On the day of his run, Walmsley woke up at 2 a.m. and left his house with his crew at 2:35. The official starting time from the South Kaibab trailhead was 4:26 a.m. “It was kind of tricky doing a night descent [into the canyon], but I went out with a headlamp around my waist and a headlamp on my head,” Walmsley says. The main reason for Walmsley’s “dark start,” as he calls it, was to ensure that he would avoid mule trains for at least the first 35 miles of the run: the pack animals tasked with the unenviable job of schlepping visitors up and down thousands of feet are a wild card that can derail otherwise promising FKT attempts.
Despite going out a little quicker than he’d planned (Walmsley logged three sub six-minute miles within the first hour of the run), he said he felt really strong most of the time, consistent with a year in which he’s managed to peak on race day. Nevertheless, when he reached the North Rim in a R2R record time of 2:46:08, there was some unanticipated temptation to just call it a day and catch a ride back with his friends. But Walmsley didn’t yield. He had more in the tank. Good thing, since the final ascent out of the canyon took him to his physical limits. “That second climb out of the canyon is just a monster,” he says. “I ran 1:26 from the river up to the trailhead on South Kaibab, which is one of my slower times, but all in all I was still moving pretty well.”
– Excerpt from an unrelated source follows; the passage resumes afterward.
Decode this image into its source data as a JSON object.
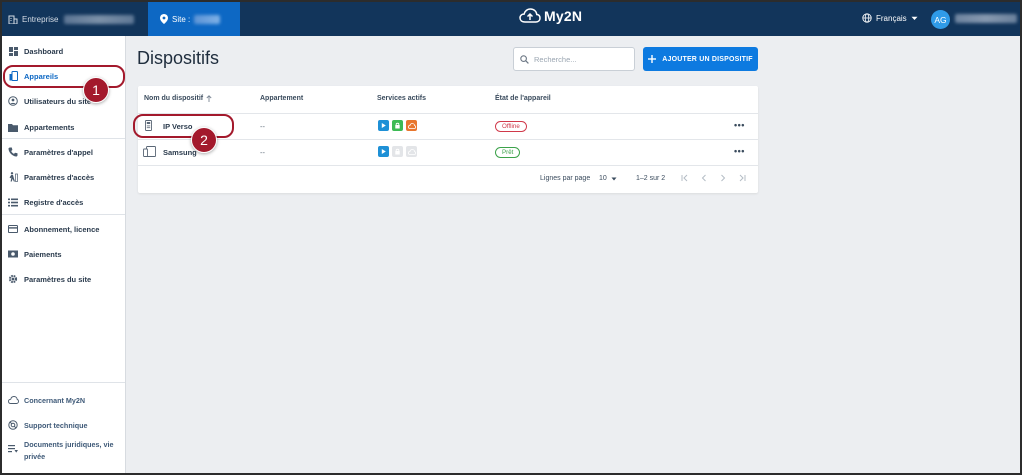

Despite his fitness level, the Grand Canyon humbled Walmsley at times. “There were moments of power-hiking up. It’s just a lot of elevation change—it’s pretty tough,” he said. “There was a lot of yelling at myself. You’re pretty isolated out there, so you’re free to give yourself your own motivation. There was one time where I was yelling at myself and I turned the corner and there were two hikers. I was, like, ‘Oh, sorry.’”
Rather than elation, Walmsley’s first emotion after finishing was relief. “When I first finished, everything was just hurting so bad and had been hurting for so long. I was just like, ‘Thank god, I get to sit down,’” he says. “But the more I let it sink in, the more I felt it was awesome. Getting to be the first person who broke six hours for the Rim-to-Rim-to-Rim felt pretty special.”
Another benefit of home-court advantage: Walmsley got to see his parents after 42 miles of lonesome canyon running. They had driven up from Phoenix to be there for the finish.
Despite the enormity of his accomplishment, Walmsley doesn’t see his R2R2R record as a redemption for his botched Western States race. Rather, he views it as a confidence booster—evidence that he’s on the right track to further establish himself as a dominant ultrarunner. He will be putting that dominance to the test by running two major upcoming races in quick succession: the JFK 50 Miler on November 19 in Maryland, and the San Francisco iteration of the North Face Endurance Challenge, on December 3.
As for Western States, Walmsley says he’ll be back next June, likely with a little bit of extra motivation. “I’ll be taking it a little more personally next year,” he says.